Desde o contrato inicial (24/08/2005) até a data do segundo contrato (01/11/05) entre a C-VIX e a T-VIX, houve um acréscimo de 48 pontos (itens), em especial nas cláusulas relacionadas às atividades, às metas de qualidade, às responsabilidades e obrigações da contratada, além de preço, condições de pagamento e rescisão. Quanto ao número de atividades da terceirizada T-VIX houve um aumento em contrato, porém, na prática, de acordo com a pesquisa feita por meio de entrevista junto aos gerentes das partes analisadas, a terceirizada as realizava desde 2004. Até que o contrato analisado ficasse pronto, a contratante incorria em custos para elaborar um contrato mais detalhado e, mesmo com o novo contrato, a contratante continuou arcando com custos advindos das falhas da terceirizada no tratamento com as bagagens.

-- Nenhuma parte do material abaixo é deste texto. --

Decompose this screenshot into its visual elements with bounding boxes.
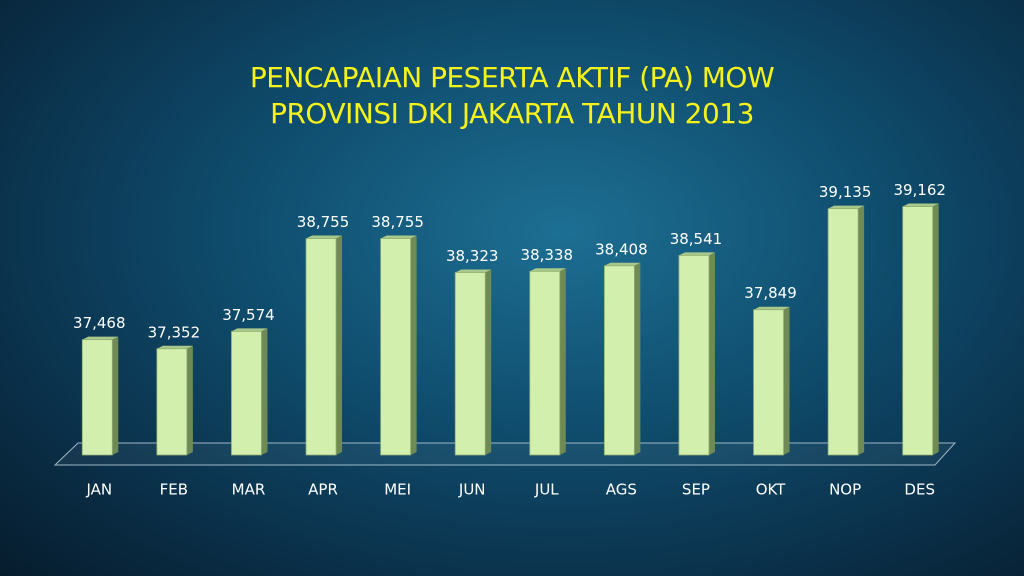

Conforme entrevista junto ao setor financeiro do aeroporto de Vitória (VIX), por haver ausência de monitoramento por parte da contratante, os custos das falhas das terceirizadas sempre foram pagos pela contratante, desde o início das operações. Os funcionários da terceirizada atuavam sem uma supervisão regular, diária, constante, padronizada, e agiam de uma maneira que, aparentemente tiravam proveito da relação (risco moral). Uma exemplificação do risco moral no cenário de embarque e desembarque de bagagens está na localização de cada atividade. Identificou-se na análise dos dados que o fato da atividade ser mais próxima ou mais distante do agente principal, levava, respectivamente, a adotar ou não ações para esconder a falha, especificamente nos casos de danificação da bagagem, visto ainda que em contrato há uma multa quando comprovada a falha. Como a supervisão não era sistemática, bastava desenvolver essas ações esporadicamente, quando uma falha por acaso ocorria próxima do agente principal.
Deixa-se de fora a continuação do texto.